As a pastor I will sometimes hear people talk about how much they love Jesus, but they never offer anything back, no time, no service no gifts.  It was Michael Novak who wrote “Love is not a feeling of happiness. Love is a willingness to sacrifice.”    Remember how Paul said we were to offer ourselves to God?  A living and holy sacrifice.
And that often means choosing one thing over another. 
And by the way, another aside here.  On the other side when you hear someone saying they are going to choose the lesser of two evils, remind them that the lesser of two evils is still evil.  That was a bonus, had nothing to do with the message.  Now back to our regularly scheduled Sunday morning message. 
And so worshipping God, offering your body to Him will require a sacrifice.  Sometimes it’s small.  Maybe it means being in church instead of sleeping in or mowing the lawn.   
Maybe it means lifestyle choices.  I will do this thing and will not do that thing.  Or perhaps there is a relationship that drags you down and puts you in situations where you know as a Christ follower you really shouldn’t be. 
Jesus was talking about situations like that when he told his disciples in Matthew 5:29-30  If your right eye causes you to sin, gouge it out and throw it away. It is better for you to lose one part of your body than for your whole body to be thrown into hell.  And if your right hand causes you to sin, cut it off and throw it away. It is better for you to lose one part of your body than for your whole body to go into hell. 
He was so serious about that statement that he repeats it in Matthew 18:7-9  "Woe to the world because of the things that cause people to sin! Such things must come, but woe to the man through whom they come!  If your hand or your foot causes you to sin cut it off and throw it away. It is better for you to enter life maimed or crippled than to have two hands or two feet and be thrown into eternal fire.  And if your eye causes you to sin, gouge it out and throw it away. It is better for you to enter life with one eye than to have two eyes and be thrown into the fire of hell.

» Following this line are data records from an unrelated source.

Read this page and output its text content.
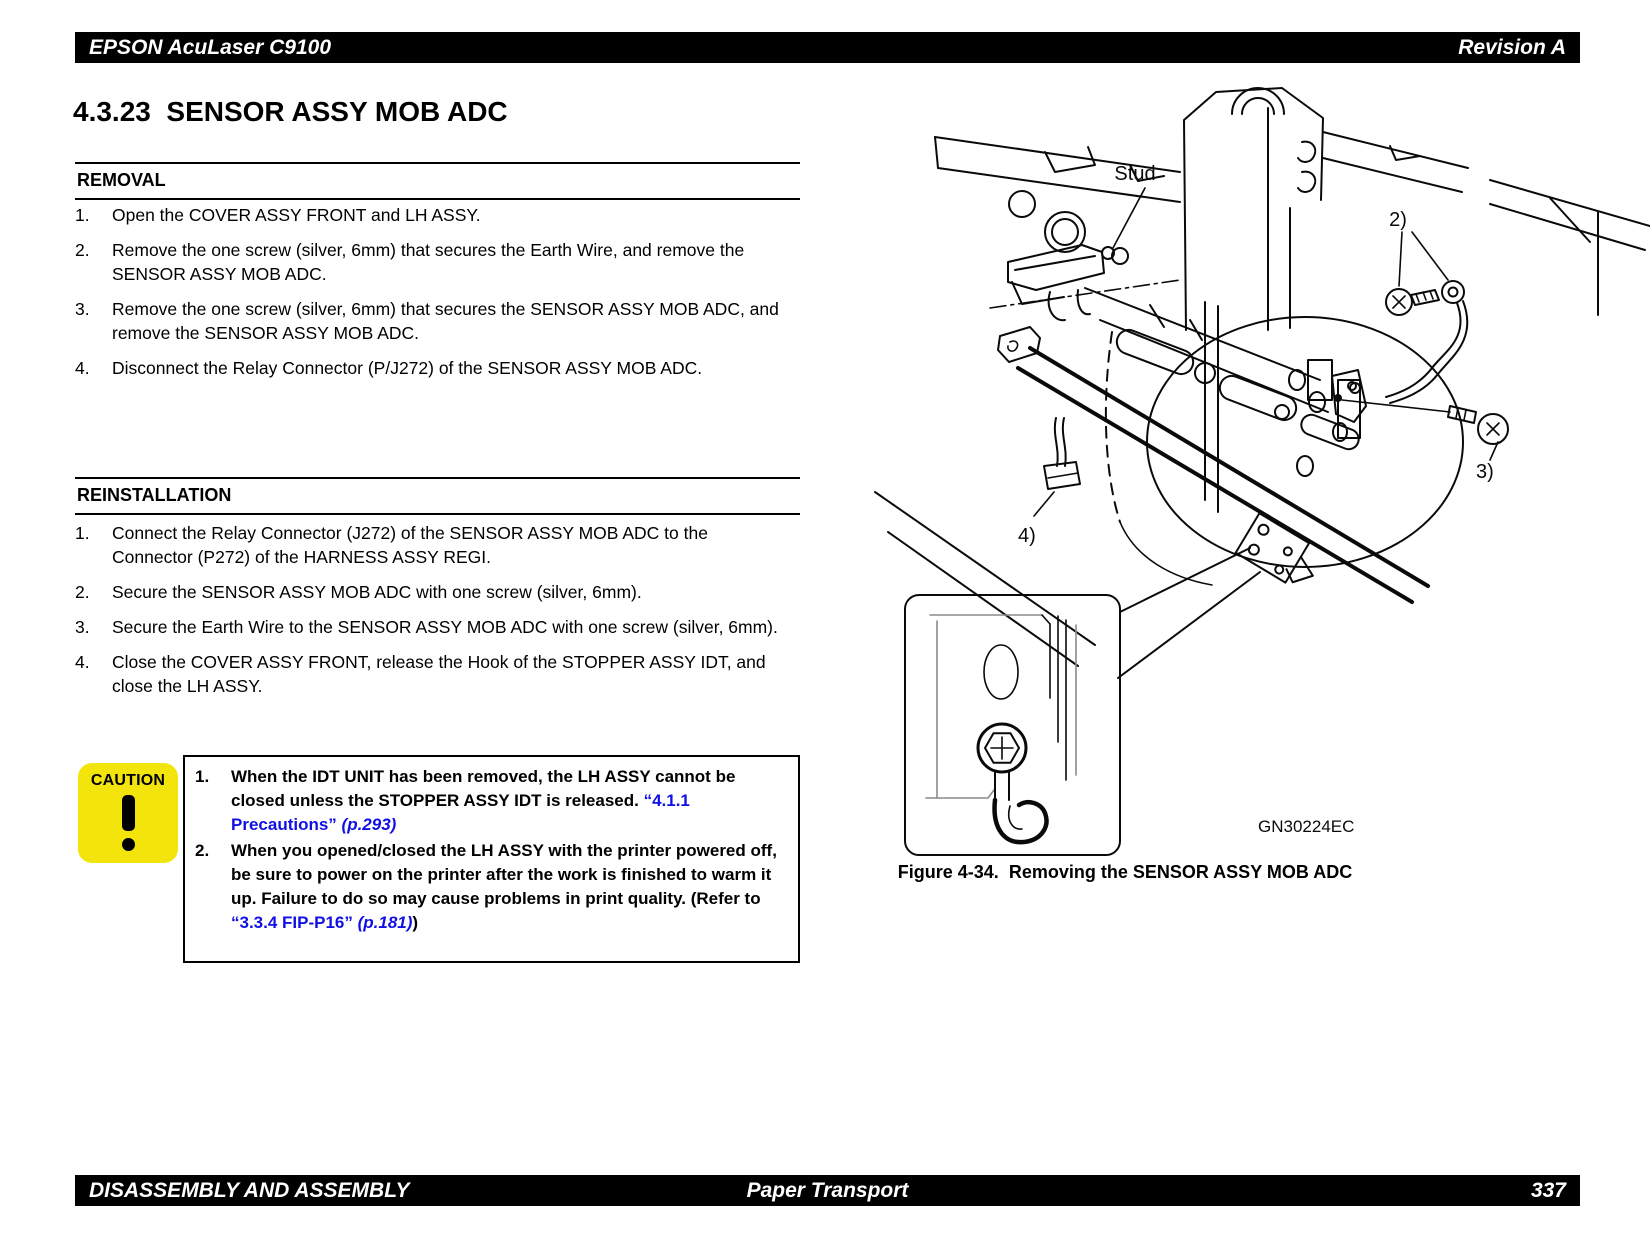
EPSON AcuLaser C9100	Revision A
4.3.23  SENSOR ASSY MOB ADC
REMOVAL
1.	Open the COVER ASSY FRONT and LH ASSY.
2.	Remove the one screw (silver, 6mm) that secures the Earth Wire, and remove the SENSOR ASSY MOB ADC.
3.	Remove the one screw (silver, 6mm) that secures the SENSOR ASSY MOB ADC, and remove the SENSOR ASSY MOB ADC.
4.	Disconnect the Relay Connector (P/J272) of the SENSOR ASSY MOB ADC.
REINSTALLATION
1.	Connect the Relay Connector (J272) of the SENSOR ASSY MOB ADC to the Connector (P272) of the HARNESS ASSY REGI.
2.	Secure the SENSOR ASSY MOB ADC with one screw (silver, 6mm).
3.	Secure the Earth Wire to the SENSOR ASSY MOB ADC with one screw (silver, 6mm).
4.	Close the COVER ASSY FRONT, release the Hook of the STOPPER ASSY IDT, and close the LH ASSY.
CAUTION	1.	When the IDT UNIT has been removed, the LH ASSY cannot be closed unless the STOPPER ASSY IDT is released. “4.1.1 Precautions” (p.293)
2.	When you opened/closed the LH ASSY with the printer powered off, be sure to power on the printer after the work is finished to warm it up. Failure to do so may cause problems in print quality. (Refer to “3.3.4 FIP-P16” (p.181))
Stud
4)
2)
3)
GN30224EC
Figure 4-34.  Removing the SENSOR ASSY MOB ADC
DISASSEMBLY AND ASSEMBLY	Paper Transport	337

Now, Jesus didn’t poke anybody’s eye out or cut off anybody’s hand or feet.  He was talking about removing yourself from situations and relationship that would cause you to be disobedient to what he is calling you to do.
And there are some of you here today who know exactly what I’m talking about.

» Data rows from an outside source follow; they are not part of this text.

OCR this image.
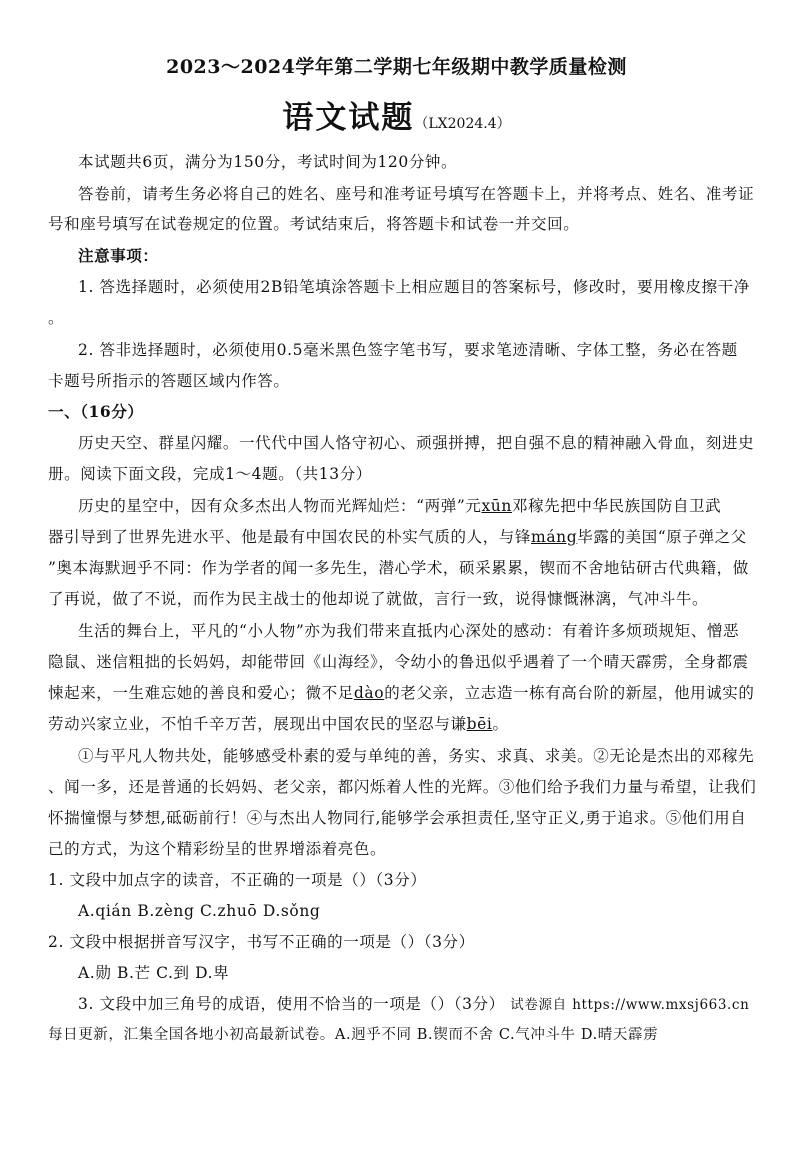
2023～2024学年第二学期七年级期中教学质量检测
语文试题（LX2024.4）
本试题共6页，满分为150分，考试时间为120分钟。
答卷前，请考生务必将自己的姓名、座号和准考证号填写在答题卡上，并将考点、姓名、准考证
号和座号填写在试卷规定的位置。考试结束后，将答题卡和试卷一并交回。
注意事项：
1. 答选择题时，必须使用2B铅笔填涂答题卡上相应题目的答案标号，修改时，要用橡皮擦干净
。
2. 答非选择题时，必须使用0.5毫米黑色签字笔书写，要求笔迹清晰、字体工整，务必在答题
卡题号所指示的答题区域内作答。
一、（16分）
历史天空、群星闪耀。一代代中国人恪守初心、顽强拼搏，把自强不息的精神融入骨血，刻进史
册。阅读下面文段，完成1～4题。（共13分）
历史的星空中，因有众多杰出人物而光辉灿烂：“两弹”元xūn邓稼先把中华民族国防自卫武
器引导到了世界先进水平、他是最有中国农民的朴实气质的人，与锋máng毕露的美国“原子弹之父
”奥本海默迥乎不同：作为学者的闻一多先生，潜心学术，硕采累累，锲而不舍地钻研古代典籍，做
了再说，做了不说，而作为民主战士的他却说了就做，言行一致，说得慷慨淋漓，气冲斗牛。
生活的舞台上，平凡的“小人物”亦为我们带来直抵内心深处的感动：有着许多烦琐规矩、憎恶
隐鼠、迷信粗拙的长妈妈，却能带回《山海经》，令幼小的鲁迅似乎遇着了一个晴天霹雳，全身都震
悚起来，一生难忘她的善良和爱心；微不足dào的老父亲，立志造一栋有高台阶的新屋，他用诚实的
劳动兴家立业，不怕千辛万苦，展现出中国农民的坚忍与谦bēi。
①与平凡人物共处，能够感受朴素的爱与单纯的善，务实、求真、求美。②无论是杰出的邓稼先
、闻一多，还是普通的长妈妈、老父亲，都闪烁着人性的光辉。③他们给予我们力量与希望，让我们
怀揣憧憬与梦想,砥砺前行！④与杰出人物同行,能够学会承担责任,坚守正义,勇于追求。⑤他们用自
己的方式，为这个精彩纷呈的世界增添着亮色。
1. 文段中加点字的读音，不正确的一项是（）（3分）
A.qián B.zèng C.zhuō D.sǒng
2. 文段中根据拼音写汉字，书写不正确的一项是（）（3分）
A.勋 B.芒 C.到 D.卑
3. 文段中加三角号的成语，使用不恰当的一项是（）（3分） 试卷源自 https://www.mxsj663.cn
每日更新，汇集全国各地小初高最新试卷。A.迥乎不同 B.锲而不舍 C.气冲斗牛 D.晴天霹雳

Your sacrifice might be reflected in how you use your volunteer hours.  Every one of us has to decide for ourselves where we will give our time.  Because we only have so much time to give.
It is reflected in our giving, because I understand that when you choose to give to God’s work you are choosing to not use that money somewhere else. 

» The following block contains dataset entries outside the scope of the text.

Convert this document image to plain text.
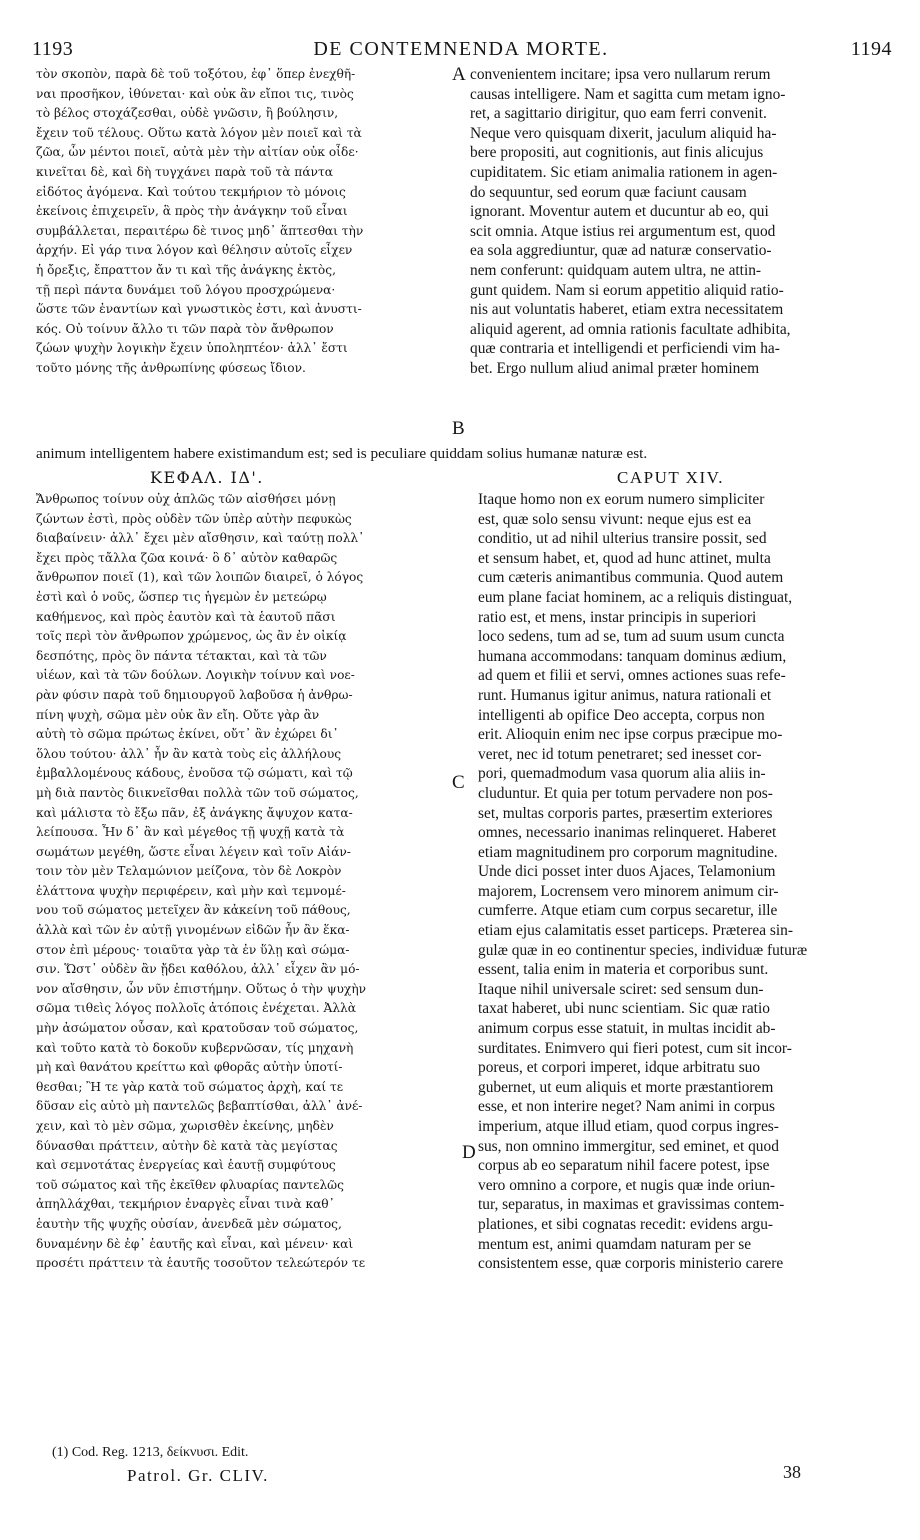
1193	DE CONTEMNENDA MORTE.	1194
τὸν σκοπὸν, παρὰ δὲ τοῦ τοξότου, ἐφ᾽ ὅπερ ἐνεχθῆ-
ναι προσῆκον, ἰθύνεται· καὶ οὐκ ἂν εἴποι τις, τινὸς
τὸ βέλος στοχάζεσθαι, οὐδὲ γνῶσιν, ἢ βούλησιν,
ἔχειν τοῦ τέλους. Οὕτω κατὰ λόγον μὲν ποιεῖ καὶ τὰ
ζῶα, ὧν μέντοι ποιεῖ, αὐτὰ μὲν τὴν αἰτίαν οὐκ οἶδε·
κινεῖται δὲ, καὶ δὴ τυγχάνει παρὰ τοῦ τὰ πάντα
εἰδότος ἀγόμενα. Καὶ τούτου τεκμήριον τὸ μόνοις
ἐκείνοις ἐπιχειρεῖν, ἃ πρὸς τὴν ἀνάγκην τοῦ εἶναι
συμβάλλεται, περαιτέρω δὲ τινος μηδ᾽ ἅπτεσθαι τὴν
ἀρχήν. Εἰ γάρ τινα λόγον καὶ θέλησιν αὐτοῖς εἶχεν
ἡ ὄρεξις, ἔπραττον ἄν τι καὶ τῆς ἀνάγκης ἐκτὸς,
τῇ περὶ πάντα δυνάμει τοῦ λόγου προσχρώμενα·
ὥστε τῶν ἐναντίων καὶ γνωστικὸς ἐστι, καὶ ἀνυστι-
κός. Οὐ τοίνυν ἄλλο τι τῶν παρὰ τὸν ἄνθρωπον
ζώων ψυχὴν λογικὴν ἔχειν ὑποληπτέον· ἀλλ᾽ ἔστι
τοῦτο μόνης τῆς ἀνθρωπίνης φύσεως ἴδιον.
convenientem incitare; ipsa vero nullarum rerum
causas intelligere. Nam et sagitta cum metam igno-
ret, a sagittario dirigitur, quo eam ferri convenit.
Neque vero quisquam dixerit, jaculum aliquid ha-
bere propositi, aut cognitionis, aut finis alicujus
cupiditatem. Sic etiam animalia rationem in agen-
do sequuntur, sed eorum quæ faciunt causam
ignorant. Moventur autem et ducuntur ab eo, qui
scit omnia. Atque istius rei argumentum est, quod
ea sola aggrediuntur, quæ ad naturæ conservatio-
nem conferunt: quidquam autem ultra, ne attin-
gunt quidem. Nam si eorum appetitio aliquid ratio-
nis aut voluntatis haberet, etiam extra necessitatem
aliquid agerent, ad omnia rationis facultate adhibita,
quæ contraria et intelligendi et perficiendi vim ha-
bet. Ergo nullum aliud animal præter hominem
animum intelligentem habere existimandum est; sed is peculiare quiddam solius humanæ naturæ est.
ΚΕΦΑΛ. ΙΔ'.	CAPUT XIV.
Ἄνθρωπος τοίνυν οὐχ ἁπλῶς τῶν αἰσθήσει μόνῃ
ζώντων ἐστὶ, πρὸς οὐδὲν τῶν ὑπὲρ αὐτὴν πεφυκὼς
διαβαίνειν· ἀλλ᾽ ἔχει μὲν αἴσθησιν, καὶ ταύτῃ πολλ᾽
ἔχει πρὸς τἄλλα ζῶα κοινά· ὃ δ᾽ αὐτὸν καθαρῶς
ἄνθρωπον ποιεῖ (1), καὶ τῶν λοιπῶν διαιρεῖ, ὁ λόγος
ἐστὶ καὶ ὁ νοῦς, ὥσπερ τις ἡγεμὼν ἐν μετεώρῳ
καθήμενος, καὶ πρὸς ἑαυτὸν καὶ τὰ ἑαυτοῦ πᾶσι
τοῖς περὶ τὸν ἄνθρωπον χρώμενος, ὡς ἂν ἐν οἰκίᾳ
δεσπότης, πρὸς ὃν πάντα τέτακται, καὶ τὰ τῶν
υἱέων, καὶ τὰ τῶν δούλων. Λογικὴν τοίνυν καὶ νοε-
ρὰν φύσιν παρὰ τοῦ δημιουργοῦ λαβοῦσα ἡ ἀνθρω-
πίνη ψυχὴ, σῶμα μὲν οὐκ ἂν εἴη. Οὔτε γὰρ ἂν
αὐτὴ τὸ σῶμα πρώτως ἐκίνει, οὔτ᾽ ἂν ἐχώρει δι᾽
ὅλου τούτου· ἀλλ᾽ ἦν ἂν κατὰ τοὺς εἰς ἀλλήλους
ἐμβαλλομένους κάδους, ἐνοῦσα τῷ σώματι, καὶ τῷ
μὴ διὰ παντὸς διικνεῖσθαι πολλὰ τῶν τοῦ σώματος,
καὶ μάλιστα τὸ ἔξω πᾶν, ἐξ ἀνάγκης ἄψυχον κατα-
λείπουσα. Ἦν δ᾽ ἂν καὶ μέγεθος τῇ ψυχῇ κατὰ τὰ
σωμάτων μεγέθη, ὥστε εἶναι λέγειν καὶ τοῖν Αἰάν-
τοιν τὸν μὲν Τελαμώνιον μείζονα, τὸν δὲ Λοκρὸν
ἐλάττονα ψυχὴν περιφέρειν, καὶ μὴν καὶ τεμνομέ-
νου τοῦ σώματος μετεῖχεν ἂν κἀκείνη τοῦ πάθους,
ἀλλὰ καὶ τῶν ἐν αὐτῇ γινομένων εἰδῶν ἦν ἂν ἕκα-
στον ἐπὶ μέρους· τοιαῦτα γὰρ τὰ ἐν ὕλῃ καὶ σώμα-
σιν. Ὥστ᾽ οὐδὲν ἂν ᾔδει καθόλου, ἀλλ᾽ εἶχεν ἂν μό-
νον αἴσθησιν, ὧν νῦν ἐπιστήμην. Οὕτως ὁ τὴν ψυχὴν
σῶμα τιθεὶς λόγος πολλοῖς ἀτόποις ἐνέχεται. Ἀλλὰ
μὴν ἀσώματον οὖσαν, καὶ κρατοῦσαν τοῦ σώματος,
καὶ τοῦτο κατὰ τὸ δοκοῦν κυβερνῶσαν, τίς μηχανὴ
μὴ καὶ θανάτου κρείττω καὶ φθορᾶς αὐτὴν ὑποτί-
θεσθαι; Ἢ τε γὰρ κατὰ τοῦ σώματος ἀρχὴ, καί τε
δῦσαν εἰς αὐτὸ μὴ παντελῶς βεβαπτίσθαι, ἀλλ᾽ ἀνέ-
χειν, καὶ τὸ μὲν σῶμα, χωρισθὲν ἐκείνης, μηδὲν
δύνασθαι πράττειν, αὐτὴν δὲ κατὰ τὰς μεγίστας
καὶ σεμνοτάτας ἐνεργείας καὶ ἑαυτῇ συμφύτους
τοῦ σώματος καὶ τῆς ἐκεῖθεν φλυαρίας παντελῶς
ἀπηλλάχθαι, τεκμήριον ἐναργὲς εἶναι τινὰ καθ᾽
ἑαυτὴν τῆς ψυχῆς οὐσίαν, ἀνενδεᾶ μὲν σώματος,
δυναμένην δὲ ἐφ᾽ ἑαυτῆς καὶ εἶναι, καὶ μένειν· καὶ
προσέτι πράττειν τὰ ἑαυτῆς τοσοῦτον τελεώτερόν τε
Itaque homo non ex eorum numero simpliciter
est, quæ solo sensu vivunt: neque ejus est ea
conditio, ut ad nihil ulterius transire possit, sed
et sensum habet, et, quod ad hunc attinet, multa
cum cæteris animantibus communia. Quod autem
eum plane faciat hominem, ac a reliquis distinguat,
ratio est, et mens, instar principis in superiori
loco sedens, tum ad se, tum ad suum usum cuncta
humana accommodans: tanquam dominus ædium,
ad quem et filii et servi, omnes actiones suas refe-
runt. Humanus igitur animus, natura rationali et
intelligenti ab opifice Deo accepta, corpus non
erit. Alioquin enim nec ipse corpus præcipue mo-
veret, nec id totum penetraret; sed inesset cor-
pori, quemadmodum vasa quorum alia aliis in-
cluduntur. Et quia per totum pervadere non pos-
set, multas corporis partes, præsertim exteriores
omnes, necessario inanimas relinqueret. Haberet
etiam magnitudinem pro corporum magnitudine.
Unde dici posset inter duos Ajaces, Telamonium
majorem, Locrensem vero minorem animum cir-
cumferre. Atque etiam cum corpus secaretur, ille
etiam ejus calamitatis esset particeps. Præterea sin-
gulæ quæ in eo continentur species, individuæ futuræ
essent, talia enim in materia et corporibus sunt.
Itaque nihil universale sciret: sed sensum dun-
taxat haberet, ubi nunc scientiam. Sic quæ ratio
animum corpus esse statuit, in multas incidit ab-
surditates. Enimvero qui fieri potest, cum sit incor-
poreus, et corpori imperet, idque arbitratu suo
gubernet, ut eum aliquis et morte præstantiorem
esse, et non interire neget? Nam animi in corpus
imperium, atque illud etiam, quod corpus ingres-
sus, non omnino immergitur, sed eminet, et quod
corpus ab eo separatum nihil facere potest, ipse
vero omnino a corpore, et nugis quæ inde oriun-
tur, separatus, in maximas et gravissimas contem-
plationes, et sibi cognatas recedit: evidens argu-
mentum est, animi quamdam naturam per se
consistentem esse, quæ corporis ministerio carere
A
B
C
D
(1) Cod. Reg. 1213, δείκνυσι. Edit.
Patrol. Gr. CLIV.	38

But ultimately those decisions are life changing decisions because when they come together they are saying “I will put God first in my life.  Before my family, before my career, before my recreation, before habits.”  And that’s not easy, and that’s probably why Jesus said in Matthew 10:38 If you refuse to take up your cross and follow me, you are not worthy of being mine. 
Because Jesus knew that what he was asking of us wouldn’t be easy, he knew that it would cost something, he knew that it would require a sacrifice.  If it doesn’t cost something, then it’s not a sacrifice. 
It’s been forty-five years since Wilbur Reese wrote these words, inflation has probably increased the price but the sentiment is still the same.
Three Dollars Worth of God
I would like to buy $3 worth of God, please.
Not enough to explode my soul or disturb my sleep,
but just enough to equal a cup of warm milk
or a snooze in the sunshine.

I don’t want enough of God to make me love a black man
or pick beets with a migrant.
I want ecstasy, not transformation.
I want warmth of the womb, not a new birth.

I want a pound of the Eternal in a paper sack.
I would like to buy $3 worth of God, please.

I don’t think that’s what God was asking for when he asked us to be a living sacrifice.
What is it that you are giving up?  How are you making yourself a living sacrifice today?